Patients don’t evaluate their dentist primarily on technical skill, because most patients can’t assess that directly. What they can assess is whether the dentist listened to their concerns, explained options clearly, and made them feel like a participant in their own care rather than a passive recipient. That perception of trust is built almost entirely through communication.

When trust is present, patients are more likely to disclose relevant health information, such as medications they’re taking, habits like teeth grinding, or symptoms they’ve been ignoring. That disclosure improves diagnostic accuracy and helps the dentist catch problems earlier. When trust is absent, patients withhold information, second-guess recommendations, and eventually stop showing up.

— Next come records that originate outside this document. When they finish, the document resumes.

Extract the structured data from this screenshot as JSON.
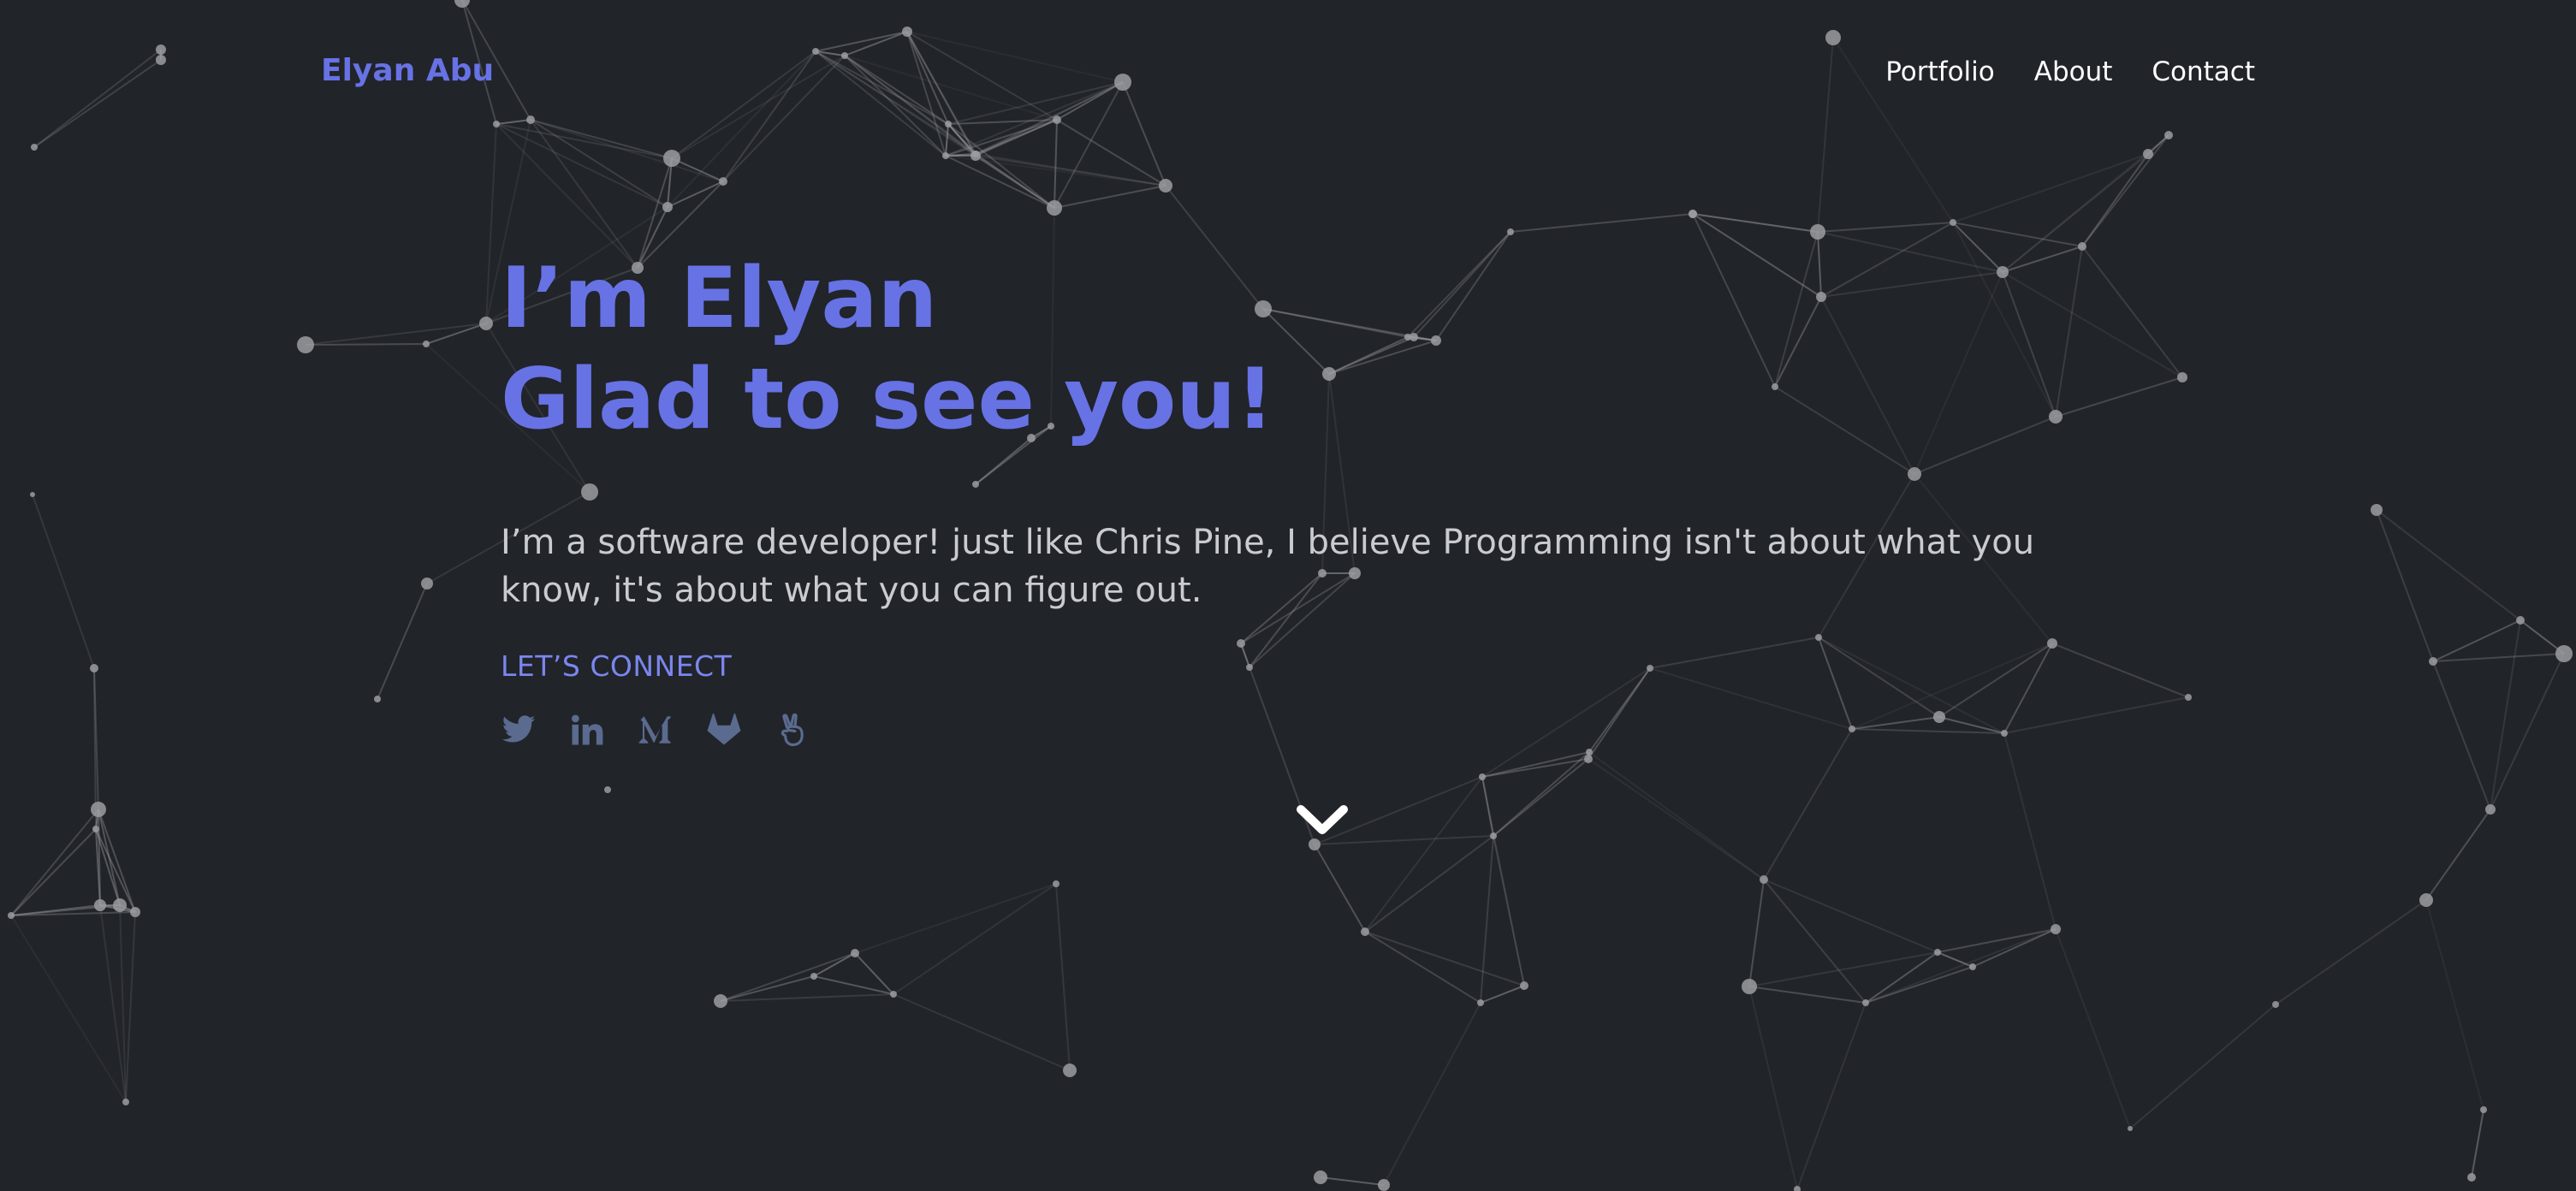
{
  "header": {
    "brand": "Elyan Abu",
    "nav": [
      {
        "label": "Portfolio"
      },
      {
        "label": "About"
      },
      {
        "label": "Contact"
      }
    ]
  },
  "hero": {
    "headline_line1": "I’m Elyan",
    "headline_line2": "Glad to see you!",
    "description": "I’m a software developer! just like Chris Pine, I believe Programming isn't about what you know, it's about what you can figure out.",
    "cta_label": "LET’S CONNECT"
  },
  "socials": [
    {
      "icon": "twitter-icon"
    },
    {
      "icon": "linkedin-icon"
    },
    {
      "icon": "medium-icon"
    },
    {
      "icon": "gitlab-icon"
    },
    {
      "icon": "angellist-icon"
    }
  ],
  "scroll": {
    "icon": "chevron-down-icon"
  },
  "colors": {
    "background": "#212429",
    "accent": "#6772e5",
    "text_muted": "#c9cbd0",
    "icon_muted": "#5a6b8f",
    "particle": "#9a9ca0"
  }
}
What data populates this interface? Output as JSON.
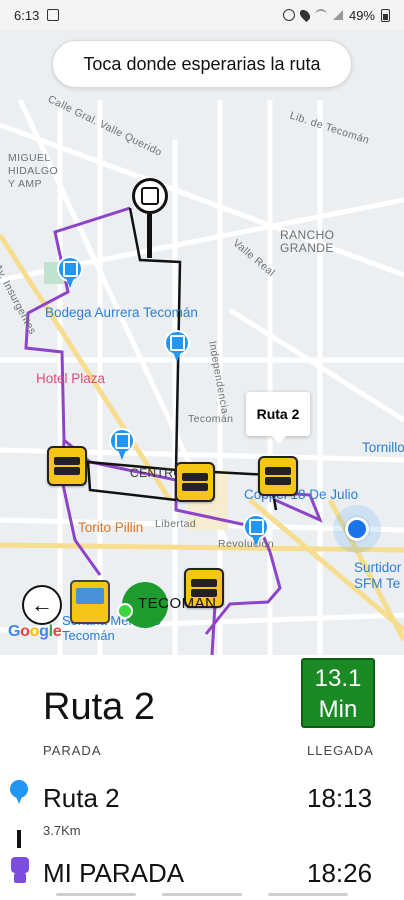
{
  "status_bar": {
    "time": "6:13",
    "battery": "49%"
  },
  "map": {
    "hint": "Toca donde esperarias la ruta",
    "street_labels": {
      "calle_gral": "Calle Gral. Valle Querido",
      "miguel_hidalgo": "MIGUEL\nHIDALGO\nY AMP",
      "rancho_grande": "RANCHO\nGRANDE",
      "insurgentes": "Av. Insurgentes",
      "lib_tecoman": "Lib. de Tecomán",
      "tecoman_small": "Tecomán",
      "centro": "CENTRO",
      "libertad": "Libertad",
      "revolucion": "Revolución",
      "independencia": "Independencia",
      "valle_real": "Valle Real"
    },
    "pois": {
      "bodega": "Bodega Aurrera Tecomán",
      "hotel": "Hotel Plaza",
      "tornillo": "Tornillo",
      "coppel": "Coppel 18 De Julio",
      "torito": "Torito Pillin",
      "surtidor": "Surtidor\nSFM Te",
      "soriana": "Soriana Mercado\nTecomán"
    },
    "callout": "Ruta 2",
    "stop_label": "TECOMAN",
    "google": "Google",
    "colors": {
      "route_purple": "#8e44c9",
      "route_black": "#111111",
      "eta_green": "#1b8a24"
    }
  },
  "panel": {
    "route_title": "Ruta 2",
    "eta_value": "13.1",
    "eta_unit": "Min",
    "col_left": "PARADA",
    "col_right": "LLEGADA",
    "row1": {
      "name": "Ruta 2",
      "time": "18:13",
      "distance": "3.7Km"
    },
    "row2": {
      "name": "MI PARADA",
      "time": "18:26"
    }
  }
}
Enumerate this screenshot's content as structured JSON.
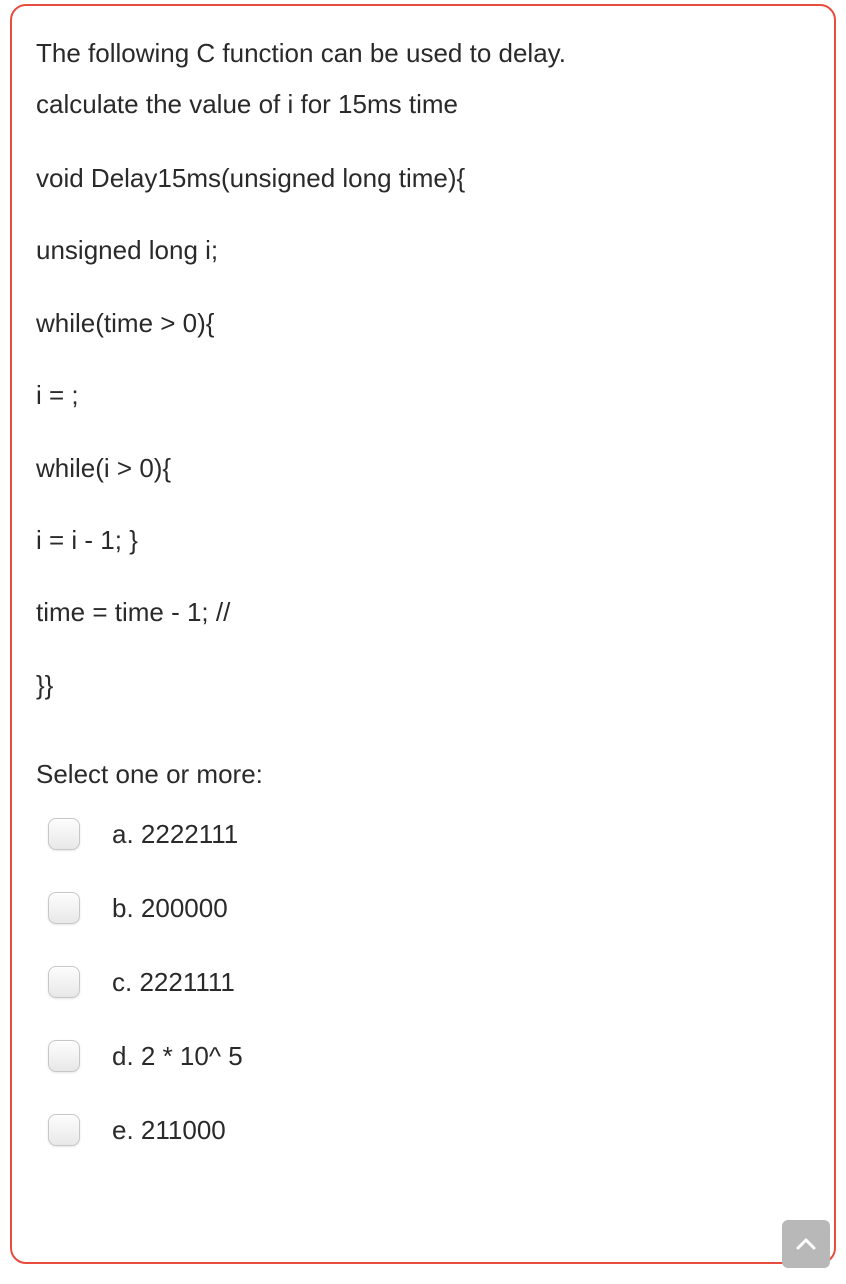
{
  "question": {
    "line1": "The following C function can be used to delay.",
    "line2": "calculate the value of i for 15ms time"
  },
  "code": {
    "l1": "void Delay15ms(unsigned long time){",
    "l2": "unsigned long i;",
    "l3": "while(time > 0){",
    "l4": "i =  ;",
    "l5": " while(i > 0){",
    "l6": "i = i - 1; }",
    "l7": "time = time - 1; //",
    "l8": "}}"
  },
  "prompt": "Select one or more:",
  "options": {
    "a": "a. 2222111",
    "b": "b. 200000",
    "c": "c. 2221111",
    "d": "d. 2 * 10^ 5",
    "e": "e. 211000"
  }
}
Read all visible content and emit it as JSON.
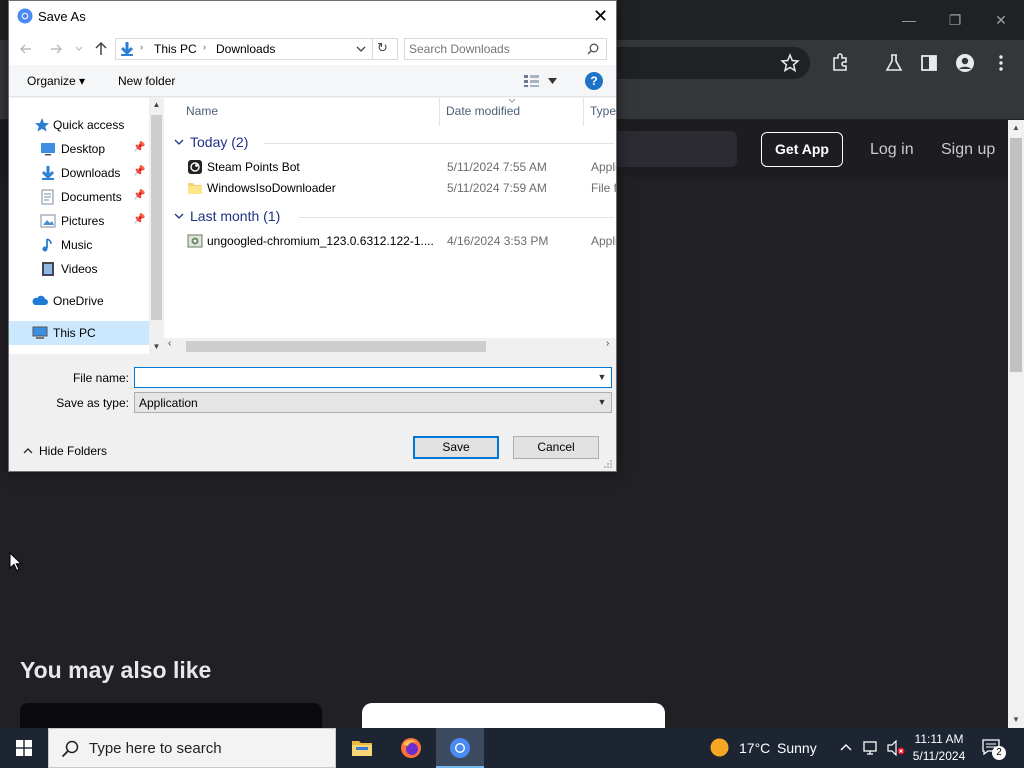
{
  "browser": {
    "window_controls": {
      "minimize": "—",
      "restore": "❐",
      "close": "✕"
    },
    "toolbar_icons": [
      "bookmark-star-icon",
      "extensions-icon",
      "labs-flask-icon",
      "side-panel-icon",
      "profile-icon",
      "menu-icon"
    ]
  },
  "page": {
    "header": {
      "get_app": "Get App",
      "log_in": "Log in",
      "sign_up": "Sign up"
    },
    "section_title": "You may also like"
  },
  "dialog": {
    "title": "Save As",
    "close": "✕",
    "address": {
      "crumbs": [
        "This PC",
        "Downloads"
      ],
      "refresh": "↻"
    },
    "search_placeholder": "Search Downloads",
    "commands": {
      "organize": "Organize ▾",
      "new_folder": "New folder",
      "help": "?"
    },
    "nav": {
      "quick_access": "Quick access",
      "items": [
        {
          "label": "Desktop",
          "pinned": true
        },
        {
          "label": "Downloads",
          "pinned": true
        },
        {
          "label": "Documents",
          "pinned": true
        },
        {
          "label": "Pictures",
          "pinned": true
        },
        {
          "label": "Music",
          "pinned": false
        },
        {
          "label": "Videos",
          "pinned": false
        }
      ],
      "onedrive": "OneDrive",
      "this_pc": "This PC"
    },
    "columns": {
      "name": "Name",
      "date": "Date modified",
      "type": "Type"
    },
    "groups": [
      {
        "label": "Today (2)",
        "files": [
          {
            "name": "Steam Points Bot",
            "date": "5/11/2024 7:55 AM",
            "type": "Application",
            "icon": "steam-app-icon"
          },
          {
            "name": "WindowsIsoDownloader",
            "date": "5/11/2024 7:59 AM",
            "type": "File folder",
            "icon": "folder-icon"
          }
        ]
      },
      {
        "label": "Last month (1)",
        "files": [
          {
            "name": "ungoogled-chromium_123.0.6312.122-1....",
            "date": "4/16/2024 3:53 PM",
            "type": "Application",
            "icon": "installer-icon"
          }
        ]
      }
    ],
    "file_name_label": "File name:",
    "file_name_value": "",
    "save_as_type_label": "Save as type:",
    "save_as_type_value": "Application",
    "hide_folders": "Hide Folders",
    "save": "Save",
    "cancel": "Cancel"
  },
  "taskbar": {
    "search_placeholder": "Type here to search",
    "weather": {
      "temp": "17°C",
      "condition": "Sunny"
    },
    "clock": {
      "time": "11:11 AM",
      "date": "5/11/2024"
    },
    "notifications": "2"
  },
  "colors": {
    "accent": "#0078d7",
    "selection": "#cce8ff",
    "taskbar": "#1c2531",
    "page_bg": "#212025"
  }
}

Patient satisfaction, which drives retention and referrals, tracks closely with communication quality. A patient who had a painful procedure but felt well-informed and respected throughout will often rate the experience more favorably than a patient who had a painless visit but felt dismissed or confused. The clinical work matters, but the communication surrounding it determines how the patient experiences and remembers it.

Practical Communication Strategies That Work

The most effective dental communication isn’t about personality or charisma. It’s a set of learnable techniques:

  • Use plain language consistently. Avoid terms like “periodontal” when “gum disease” works. Over 90% of dentists already report doing this, which suggests most recognize its importance.
  • Limit information to two or three points at a time. Patients retain very little from long explanations, especially when they’re anxious. Prioritize the most important instructions and save the rest for a printed handout.
  • Use visual aids. Models, X-rays, and even simple diagrams help patients understand what’s happening in their mouth. About 87% of dentists use these regularly.
  • Ask patients to repeat back key instructions. Teach-back takes less than a minute and dramatically improves recall. This is the biggest area for improvement in most dental practices.
  • Use interpreters when needed. About 75% of dentists report using translators when a language barrier exists, but that number should be higher given how much comprehension affects outcomes.

None of these techniques require extra appointments or expensive technology. They require intentionality and a few extra minutes per patient visit, time that pays for itself through better compliance, fewer complications, and patients who actually come back.